Under Orgeron the Trojans are averaging 181.2 rushing yards per game. That’s not a huge swing from the Kiffin era. The difference is they are getting better production on first down. Per ESPN Stats and Info, USC is running the ball 70 percent of the time on first down, up from 62 percent under Kiffin. The result is more yards per rush (5.8), more touchdowns (8) and more rushes of 10-plus yards (23).

That increased production on first down has led to, not shockingly, better efficiency on third down. Through their first five games, the Trojans converted on just 28 percent of their third downs. In the Orgeron era, they are up to a 36-percent conversion rate on third down, including a 52-percent conversion rate the last two games.

“I think they are just playing better,” Shaw said. “I’ll throw on top of that I think they are healthy. When Marqise Lee is banged up and so is Nelson Agholor, you take the top two fastest guys off any team and you’re not going to have the same production, not to mention they were going back and forth at quarterback … the quarterback is settled and your two big threats are back and healthy and making plays and the defense has been playing really well all year.”

The increased production of the running game has also trickled down to the quarterbacks. Under Orgeron, USC’s quarterbacks are completing 64.7 percent of their throws with six touchdowns to two interceptions.

Rumors and speculation about the USC job will continue to circulate for at least the next four to six weeks.

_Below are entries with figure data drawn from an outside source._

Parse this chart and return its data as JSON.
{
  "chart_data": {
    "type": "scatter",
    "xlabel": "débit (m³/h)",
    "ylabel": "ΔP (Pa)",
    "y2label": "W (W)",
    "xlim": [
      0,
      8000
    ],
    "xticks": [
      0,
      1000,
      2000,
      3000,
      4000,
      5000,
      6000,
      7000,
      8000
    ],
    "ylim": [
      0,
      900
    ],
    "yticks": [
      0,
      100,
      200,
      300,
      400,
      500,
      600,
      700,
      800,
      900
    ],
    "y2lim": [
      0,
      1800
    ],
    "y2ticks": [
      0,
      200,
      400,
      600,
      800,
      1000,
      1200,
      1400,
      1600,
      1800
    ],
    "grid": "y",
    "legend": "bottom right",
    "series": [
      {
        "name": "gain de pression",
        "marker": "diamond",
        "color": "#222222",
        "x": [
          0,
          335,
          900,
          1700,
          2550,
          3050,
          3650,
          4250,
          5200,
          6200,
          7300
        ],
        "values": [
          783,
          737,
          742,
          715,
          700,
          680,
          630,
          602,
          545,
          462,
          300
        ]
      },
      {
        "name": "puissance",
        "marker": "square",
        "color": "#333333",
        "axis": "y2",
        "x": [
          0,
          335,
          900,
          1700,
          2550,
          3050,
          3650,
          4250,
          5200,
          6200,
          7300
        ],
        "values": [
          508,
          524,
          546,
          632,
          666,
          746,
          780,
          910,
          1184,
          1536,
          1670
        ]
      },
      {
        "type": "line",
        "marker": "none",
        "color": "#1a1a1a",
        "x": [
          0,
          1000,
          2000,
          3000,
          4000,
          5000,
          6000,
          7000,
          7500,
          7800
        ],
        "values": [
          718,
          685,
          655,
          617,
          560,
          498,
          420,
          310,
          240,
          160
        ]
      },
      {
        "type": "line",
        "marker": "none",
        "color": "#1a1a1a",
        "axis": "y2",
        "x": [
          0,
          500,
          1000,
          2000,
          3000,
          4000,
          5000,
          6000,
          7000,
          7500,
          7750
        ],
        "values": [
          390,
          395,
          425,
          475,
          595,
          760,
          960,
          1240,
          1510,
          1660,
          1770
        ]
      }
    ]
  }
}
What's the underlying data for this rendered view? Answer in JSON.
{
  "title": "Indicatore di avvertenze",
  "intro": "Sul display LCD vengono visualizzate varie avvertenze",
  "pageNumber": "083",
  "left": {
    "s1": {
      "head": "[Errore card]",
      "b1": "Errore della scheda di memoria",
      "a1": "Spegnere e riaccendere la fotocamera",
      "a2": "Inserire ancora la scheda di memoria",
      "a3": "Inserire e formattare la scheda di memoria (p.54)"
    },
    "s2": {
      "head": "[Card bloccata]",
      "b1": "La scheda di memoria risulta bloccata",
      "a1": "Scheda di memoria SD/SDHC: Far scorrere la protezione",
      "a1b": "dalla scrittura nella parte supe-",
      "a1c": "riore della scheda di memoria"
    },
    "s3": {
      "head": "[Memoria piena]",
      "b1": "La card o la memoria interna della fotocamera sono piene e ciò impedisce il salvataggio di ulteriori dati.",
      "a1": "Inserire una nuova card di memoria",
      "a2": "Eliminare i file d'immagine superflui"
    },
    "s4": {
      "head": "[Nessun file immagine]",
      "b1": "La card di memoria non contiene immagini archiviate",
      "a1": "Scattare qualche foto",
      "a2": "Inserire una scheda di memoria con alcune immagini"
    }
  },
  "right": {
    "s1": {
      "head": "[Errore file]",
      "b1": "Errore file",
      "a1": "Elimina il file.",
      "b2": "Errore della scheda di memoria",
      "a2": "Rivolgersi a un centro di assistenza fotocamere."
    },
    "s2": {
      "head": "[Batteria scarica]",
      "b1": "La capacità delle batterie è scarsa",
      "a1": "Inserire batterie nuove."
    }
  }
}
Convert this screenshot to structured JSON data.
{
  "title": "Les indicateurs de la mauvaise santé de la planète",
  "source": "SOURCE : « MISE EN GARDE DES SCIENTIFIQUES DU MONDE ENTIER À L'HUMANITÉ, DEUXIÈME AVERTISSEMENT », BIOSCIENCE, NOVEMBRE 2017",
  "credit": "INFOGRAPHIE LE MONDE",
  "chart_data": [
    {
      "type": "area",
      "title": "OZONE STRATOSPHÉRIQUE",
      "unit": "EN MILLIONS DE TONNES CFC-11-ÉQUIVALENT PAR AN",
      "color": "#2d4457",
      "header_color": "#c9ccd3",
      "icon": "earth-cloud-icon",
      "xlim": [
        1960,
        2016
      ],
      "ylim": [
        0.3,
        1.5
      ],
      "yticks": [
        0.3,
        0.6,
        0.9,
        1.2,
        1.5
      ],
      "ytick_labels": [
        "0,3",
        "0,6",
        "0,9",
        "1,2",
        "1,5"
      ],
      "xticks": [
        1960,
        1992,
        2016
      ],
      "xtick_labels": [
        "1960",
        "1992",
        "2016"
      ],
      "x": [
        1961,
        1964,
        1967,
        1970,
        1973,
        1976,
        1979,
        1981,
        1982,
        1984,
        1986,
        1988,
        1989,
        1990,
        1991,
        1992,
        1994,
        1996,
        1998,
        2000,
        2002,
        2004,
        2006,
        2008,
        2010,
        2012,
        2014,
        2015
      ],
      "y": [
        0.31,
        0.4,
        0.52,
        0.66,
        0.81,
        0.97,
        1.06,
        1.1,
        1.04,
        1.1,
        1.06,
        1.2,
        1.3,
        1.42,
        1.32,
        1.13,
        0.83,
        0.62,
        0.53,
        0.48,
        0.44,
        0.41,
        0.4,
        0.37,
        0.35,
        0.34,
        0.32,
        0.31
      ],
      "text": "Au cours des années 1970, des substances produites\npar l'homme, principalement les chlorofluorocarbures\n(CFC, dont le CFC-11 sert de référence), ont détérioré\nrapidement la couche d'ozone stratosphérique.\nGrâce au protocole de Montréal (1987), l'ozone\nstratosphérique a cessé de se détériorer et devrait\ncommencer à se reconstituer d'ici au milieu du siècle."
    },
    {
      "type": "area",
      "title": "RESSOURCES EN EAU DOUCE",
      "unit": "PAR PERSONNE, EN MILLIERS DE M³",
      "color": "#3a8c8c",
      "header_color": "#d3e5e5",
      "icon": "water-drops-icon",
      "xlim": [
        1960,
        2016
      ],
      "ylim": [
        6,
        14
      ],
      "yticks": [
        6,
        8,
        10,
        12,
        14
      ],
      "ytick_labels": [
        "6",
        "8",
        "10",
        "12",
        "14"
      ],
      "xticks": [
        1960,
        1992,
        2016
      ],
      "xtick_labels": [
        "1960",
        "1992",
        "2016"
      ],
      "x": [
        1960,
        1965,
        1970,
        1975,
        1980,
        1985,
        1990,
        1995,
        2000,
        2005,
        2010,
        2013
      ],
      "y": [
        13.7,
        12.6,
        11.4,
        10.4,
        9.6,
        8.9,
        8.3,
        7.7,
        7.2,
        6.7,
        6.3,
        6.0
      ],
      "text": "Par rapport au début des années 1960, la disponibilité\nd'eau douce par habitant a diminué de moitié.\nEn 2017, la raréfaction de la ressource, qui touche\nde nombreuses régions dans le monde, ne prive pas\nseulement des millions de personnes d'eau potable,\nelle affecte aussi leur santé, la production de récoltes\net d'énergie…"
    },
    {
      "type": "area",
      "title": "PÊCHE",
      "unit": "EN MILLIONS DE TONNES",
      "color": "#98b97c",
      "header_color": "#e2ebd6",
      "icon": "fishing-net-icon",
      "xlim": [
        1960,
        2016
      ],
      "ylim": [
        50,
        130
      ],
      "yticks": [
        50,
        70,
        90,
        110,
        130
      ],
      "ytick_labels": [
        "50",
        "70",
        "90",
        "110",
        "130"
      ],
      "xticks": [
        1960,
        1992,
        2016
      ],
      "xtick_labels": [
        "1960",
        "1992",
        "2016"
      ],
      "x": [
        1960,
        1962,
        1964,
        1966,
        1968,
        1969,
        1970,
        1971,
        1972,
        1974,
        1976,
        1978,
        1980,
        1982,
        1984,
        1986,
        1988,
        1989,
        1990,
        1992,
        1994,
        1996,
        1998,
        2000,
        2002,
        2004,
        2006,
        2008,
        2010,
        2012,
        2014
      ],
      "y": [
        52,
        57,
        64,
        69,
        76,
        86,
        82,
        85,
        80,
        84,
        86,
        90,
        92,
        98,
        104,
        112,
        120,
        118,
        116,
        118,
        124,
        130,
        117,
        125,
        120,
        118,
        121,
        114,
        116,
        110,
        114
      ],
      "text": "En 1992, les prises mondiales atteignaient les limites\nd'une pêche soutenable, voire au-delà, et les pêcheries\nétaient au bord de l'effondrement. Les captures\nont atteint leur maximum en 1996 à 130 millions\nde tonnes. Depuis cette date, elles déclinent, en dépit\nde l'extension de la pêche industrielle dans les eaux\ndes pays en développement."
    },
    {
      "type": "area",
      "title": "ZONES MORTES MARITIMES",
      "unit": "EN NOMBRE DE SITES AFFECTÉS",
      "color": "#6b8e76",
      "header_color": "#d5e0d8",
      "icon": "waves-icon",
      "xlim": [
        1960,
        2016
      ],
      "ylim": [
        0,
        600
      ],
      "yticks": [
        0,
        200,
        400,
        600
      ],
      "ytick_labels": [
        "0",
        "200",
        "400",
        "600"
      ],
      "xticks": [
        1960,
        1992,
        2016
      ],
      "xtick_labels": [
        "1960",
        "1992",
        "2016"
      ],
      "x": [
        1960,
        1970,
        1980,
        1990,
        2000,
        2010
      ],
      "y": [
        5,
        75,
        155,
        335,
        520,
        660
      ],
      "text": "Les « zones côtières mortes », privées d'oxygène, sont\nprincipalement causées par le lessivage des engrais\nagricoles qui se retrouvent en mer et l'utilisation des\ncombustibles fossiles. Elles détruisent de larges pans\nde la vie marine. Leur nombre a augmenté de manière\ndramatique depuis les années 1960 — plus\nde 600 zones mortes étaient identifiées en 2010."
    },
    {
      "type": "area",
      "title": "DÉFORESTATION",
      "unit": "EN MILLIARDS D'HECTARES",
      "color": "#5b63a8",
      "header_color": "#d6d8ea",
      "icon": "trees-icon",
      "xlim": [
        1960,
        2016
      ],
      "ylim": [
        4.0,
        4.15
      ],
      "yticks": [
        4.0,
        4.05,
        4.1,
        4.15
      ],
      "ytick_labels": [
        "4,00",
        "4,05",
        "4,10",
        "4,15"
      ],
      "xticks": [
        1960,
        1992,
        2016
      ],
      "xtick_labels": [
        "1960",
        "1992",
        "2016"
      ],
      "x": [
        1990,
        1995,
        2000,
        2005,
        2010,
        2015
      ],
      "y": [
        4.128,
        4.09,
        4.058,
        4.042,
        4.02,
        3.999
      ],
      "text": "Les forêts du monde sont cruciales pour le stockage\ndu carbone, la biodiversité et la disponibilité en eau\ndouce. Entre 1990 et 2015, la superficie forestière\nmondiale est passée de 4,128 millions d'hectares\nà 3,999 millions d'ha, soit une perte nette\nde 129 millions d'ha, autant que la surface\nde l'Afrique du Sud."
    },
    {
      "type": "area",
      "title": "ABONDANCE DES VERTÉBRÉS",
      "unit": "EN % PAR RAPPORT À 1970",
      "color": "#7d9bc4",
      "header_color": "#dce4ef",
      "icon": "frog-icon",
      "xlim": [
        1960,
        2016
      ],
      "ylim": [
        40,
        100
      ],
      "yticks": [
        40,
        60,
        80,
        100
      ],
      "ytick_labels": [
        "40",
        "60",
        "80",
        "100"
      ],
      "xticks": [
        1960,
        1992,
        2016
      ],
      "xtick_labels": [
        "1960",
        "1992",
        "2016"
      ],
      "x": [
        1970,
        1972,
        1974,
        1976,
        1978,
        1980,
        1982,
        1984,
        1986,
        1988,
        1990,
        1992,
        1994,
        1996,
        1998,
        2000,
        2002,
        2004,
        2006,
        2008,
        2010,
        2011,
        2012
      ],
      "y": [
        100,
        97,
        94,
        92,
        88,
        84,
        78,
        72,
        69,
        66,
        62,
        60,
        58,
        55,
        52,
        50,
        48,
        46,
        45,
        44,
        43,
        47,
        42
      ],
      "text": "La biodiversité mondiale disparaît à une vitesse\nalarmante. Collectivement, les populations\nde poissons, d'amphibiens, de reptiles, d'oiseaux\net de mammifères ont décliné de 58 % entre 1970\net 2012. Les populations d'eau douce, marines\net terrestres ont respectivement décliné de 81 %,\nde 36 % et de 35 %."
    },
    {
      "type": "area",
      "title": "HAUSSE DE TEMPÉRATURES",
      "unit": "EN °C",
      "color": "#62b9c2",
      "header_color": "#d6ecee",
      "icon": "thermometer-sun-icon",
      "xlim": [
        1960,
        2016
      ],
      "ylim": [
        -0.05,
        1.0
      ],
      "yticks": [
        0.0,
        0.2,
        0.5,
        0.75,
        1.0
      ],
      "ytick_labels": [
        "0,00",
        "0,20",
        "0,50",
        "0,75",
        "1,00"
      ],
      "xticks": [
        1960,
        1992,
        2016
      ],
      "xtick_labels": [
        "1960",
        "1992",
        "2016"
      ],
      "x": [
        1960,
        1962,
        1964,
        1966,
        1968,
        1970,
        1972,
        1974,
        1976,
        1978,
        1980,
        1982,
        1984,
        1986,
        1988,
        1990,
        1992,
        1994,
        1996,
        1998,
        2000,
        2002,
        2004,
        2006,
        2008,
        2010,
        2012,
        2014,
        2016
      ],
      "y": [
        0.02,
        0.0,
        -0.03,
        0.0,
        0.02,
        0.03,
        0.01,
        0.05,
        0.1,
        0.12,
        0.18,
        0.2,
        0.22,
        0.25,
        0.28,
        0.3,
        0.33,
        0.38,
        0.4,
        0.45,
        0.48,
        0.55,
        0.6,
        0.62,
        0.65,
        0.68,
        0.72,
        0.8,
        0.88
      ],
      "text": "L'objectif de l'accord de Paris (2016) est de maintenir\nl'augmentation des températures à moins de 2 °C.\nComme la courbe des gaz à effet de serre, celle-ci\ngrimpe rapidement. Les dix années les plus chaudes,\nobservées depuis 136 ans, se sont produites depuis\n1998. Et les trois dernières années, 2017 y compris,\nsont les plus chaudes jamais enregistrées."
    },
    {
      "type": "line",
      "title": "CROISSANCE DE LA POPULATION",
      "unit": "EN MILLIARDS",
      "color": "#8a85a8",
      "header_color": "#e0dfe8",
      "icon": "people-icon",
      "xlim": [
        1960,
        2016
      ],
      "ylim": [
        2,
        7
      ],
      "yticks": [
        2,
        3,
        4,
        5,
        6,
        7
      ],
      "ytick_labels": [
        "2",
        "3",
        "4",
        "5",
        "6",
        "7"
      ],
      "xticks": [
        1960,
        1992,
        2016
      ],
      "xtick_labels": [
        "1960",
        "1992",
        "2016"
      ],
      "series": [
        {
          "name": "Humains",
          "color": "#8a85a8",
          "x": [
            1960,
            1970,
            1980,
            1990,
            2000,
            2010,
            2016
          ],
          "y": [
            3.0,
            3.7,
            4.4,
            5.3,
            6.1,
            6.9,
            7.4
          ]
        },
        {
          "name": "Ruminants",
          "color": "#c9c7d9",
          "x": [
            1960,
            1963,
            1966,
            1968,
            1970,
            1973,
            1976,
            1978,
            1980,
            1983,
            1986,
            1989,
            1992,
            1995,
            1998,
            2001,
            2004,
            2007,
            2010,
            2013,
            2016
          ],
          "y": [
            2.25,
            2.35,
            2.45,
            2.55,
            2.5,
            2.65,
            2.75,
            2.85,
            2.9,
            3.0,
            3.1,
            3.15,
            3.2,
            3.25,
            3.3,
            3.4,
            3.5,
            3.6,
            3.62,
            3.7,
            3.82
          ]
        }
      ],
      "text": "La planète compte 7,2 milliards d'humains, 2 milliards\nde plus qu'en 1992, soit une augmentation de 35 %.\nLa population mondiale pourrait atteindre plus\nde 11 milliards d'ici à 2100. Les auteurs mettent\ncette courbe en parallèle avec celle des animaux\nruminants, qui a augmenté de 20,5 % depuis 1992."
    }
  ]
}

But Orgeron has proven that the Trojans will play for him. And snapping a losing streak against the Cardinal would go a long way toward making the case for dropping “interim” from his title.

The Cardinal, however, have their own aspirations. Still in the national championship conversation, though needing some help, Stanford needs to keep winning to stay ahead of Oregon in the North Division.

Recall after beating Oregon last year, the Cardinal buckled down and topped the Bruins in back-to-back games to lock up the division and the Pac-12 title. Shaw said he’s looking for a similar back-to-business effort this weekend. Euphoric hangovers are not on the agenda.

“We don’t have time for that,” Shaw said. “The conference is too tough and going down to play at the Coliseum against USC on national TV, that’s enough to get your attention. We can’t afford to dwell on any of the things that happened last week. There’s still enough negative from last week to make sure that we carry forward and improve.”